When I decided to start this blog, I knew that women weren’t initially allowed to participate in these games, but I didn’t realize just how close to my lifetime these events happened. Think about it, 1984 is NOT that long ago – and is in fact probably a moment that many of you or your relatives experienced. It took over 20 years of protests, rogue runners, and scientific studies to get the world (re: men) to say “Yeah, ladies! You can totally run with us!” Some of the most badass runners I know are women. It’s not your gender that determines your strength and speed – that comes from training and a drive within. I started to obtain a new love for running, especially in my hometown of Los Angeles. In fact, it was on my mind a lot when running my very first marathon, the Los Angeles Marathon just a few weeks ago. I was making history in my personal life on the very same streets that female runners made history for the world. I was nervous as all hell, but I knew if all of these other women completed this distance before me, then there was no reason I couldn’t either. It was an incredible feeling to be a part of something that women fought so hard to be able to participate in – and crossing that finish line felt so amazing.
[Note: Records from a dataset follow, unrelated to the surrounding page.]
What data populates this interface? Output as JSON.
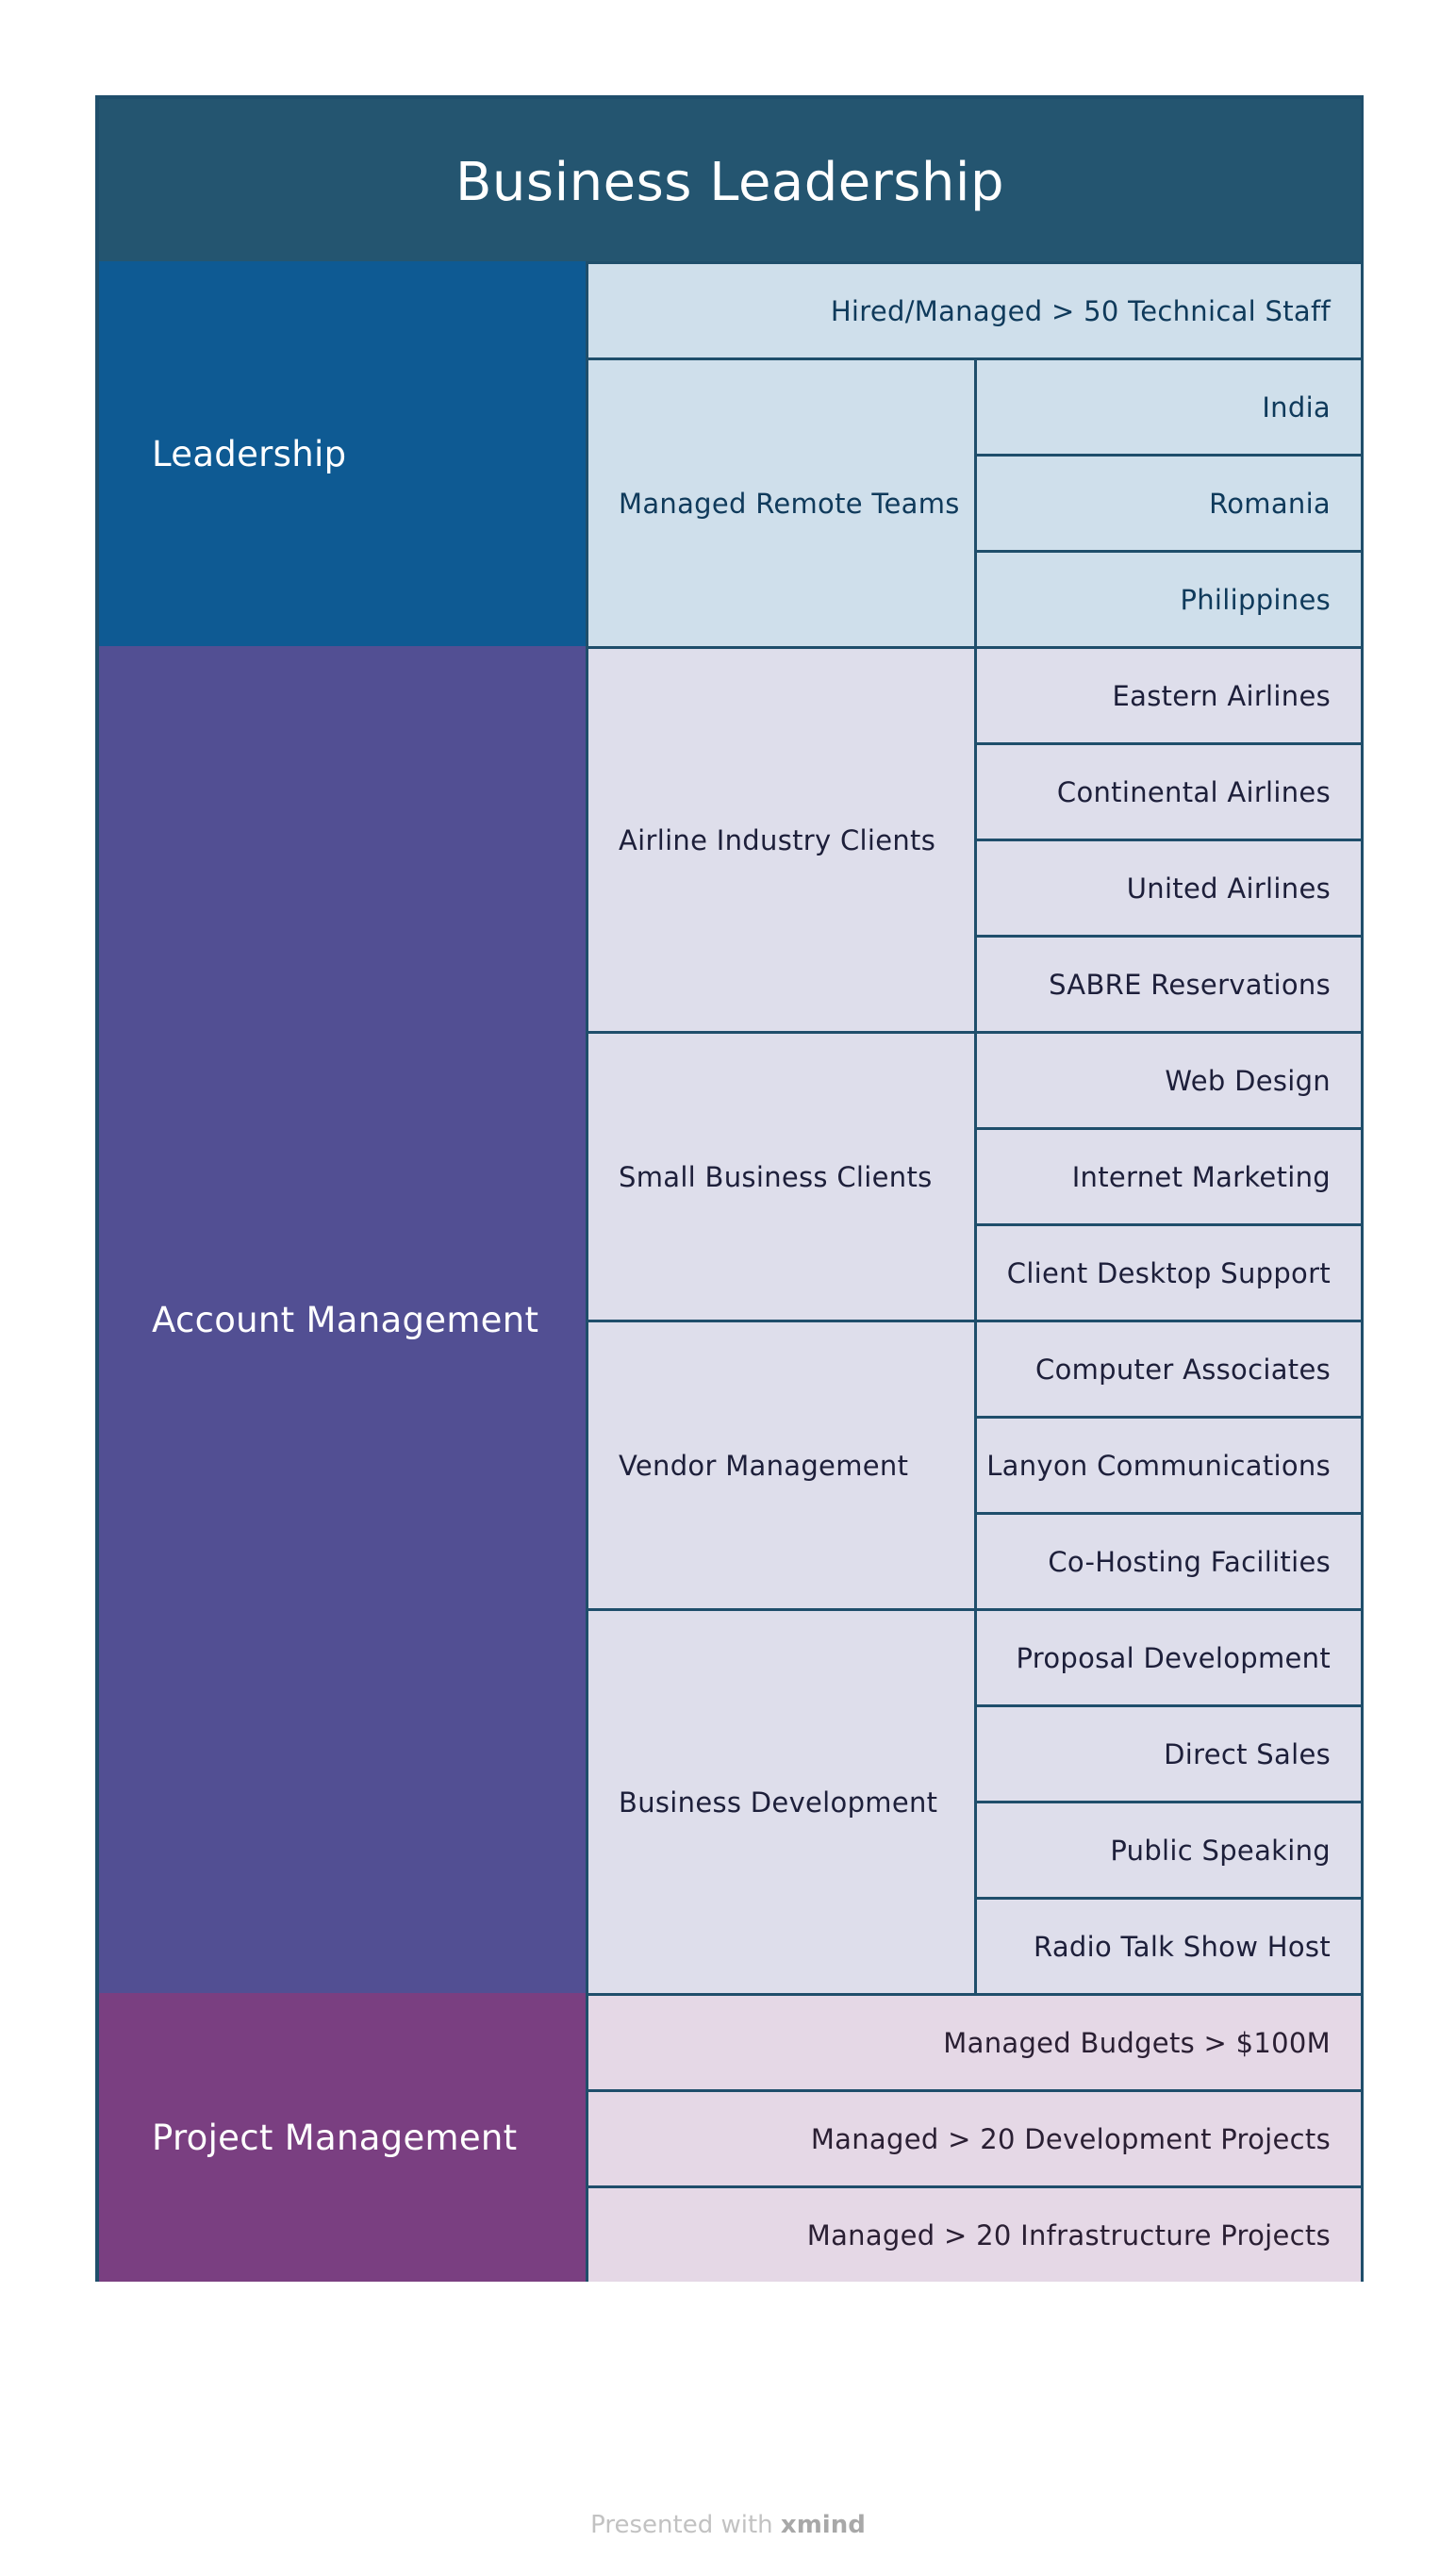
{
  "title": "Business Leadership",
  "sections": {
    "leadership": {
      "label": "Leadership",
      "top_item": "Hired/Managed  > 50 Technical Staff",
      "remote_teams": {
        "label": "Managed Remote Teams",
        "items": [
          "India",
          "Romania",
          "Philippines"
        ]
      }
    },
    "account": {
      "label": "Account Management",
      "airline": {
        "label": "Airline Industry Clients",
        "items": [
          "Eastern Airlines",
          "Continental Airlines",
          "United Airlines",
          "SABRE Reservations"
        ]
      },
      "small_business": {
        "label": "Small Business Clients",
        "items": [
          "Web Design",
          "Internet Marketing",
          "Client Desktop Support"
        ]
      },
      "vendor": {
        "label": "Vendor Management",
        "items": [
          "Computer Associates",
          "Lanyon Communications",
          "Co-Hosting Facilities"
        ]
      },
      "bizdev": {
        "label": "Business Development",
        "items": [
          "Proposal Development",
          "Direct Sales",
          "Public Speaking",
          "Radio Talk Show Host"
        ]
      }
    },
    "project": {
      "label": "Project Management",
      "items": [
        "Managed Budgets > $100M",
        "Managed >  20 Development Projects",
        "Managed > 20 Infrastructure Projects"
      ]
    }
  },
  "footer": {
    "prefix": "Presented with",
    "brand": "xmind"
  },
  "colors": {
    "title_bg": "#245570",
    "leadership": "#0e5a93",
    "account": "#524f93",
    "project": "#7a3f81",
    "border": "#1f4e6b"
  }
}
Running gave me a sense of control and purpose. There is nothing I love more than pushing myself and losing myself to the beat of the music and the rhythmic steps I take. Running makes me feel good and look good from the inside-out (some of my favorite pictures I have are me with a sweaty face and that ~post run glow~), and makes me feel like I can accomplish anything. And I have my many sisters to thank for helping pave the way for me to even just run in my local races. We still have a long way to go, but I believe the day we are seen and treated as equals are closer to our grasp than we realize. Now is the time for us to push in that final sprint to the finish – it may be hard and feel impossible, but there is nothing more glorious than crossing that finish line. And remember, when you run, always make sure you Run Like A Girl.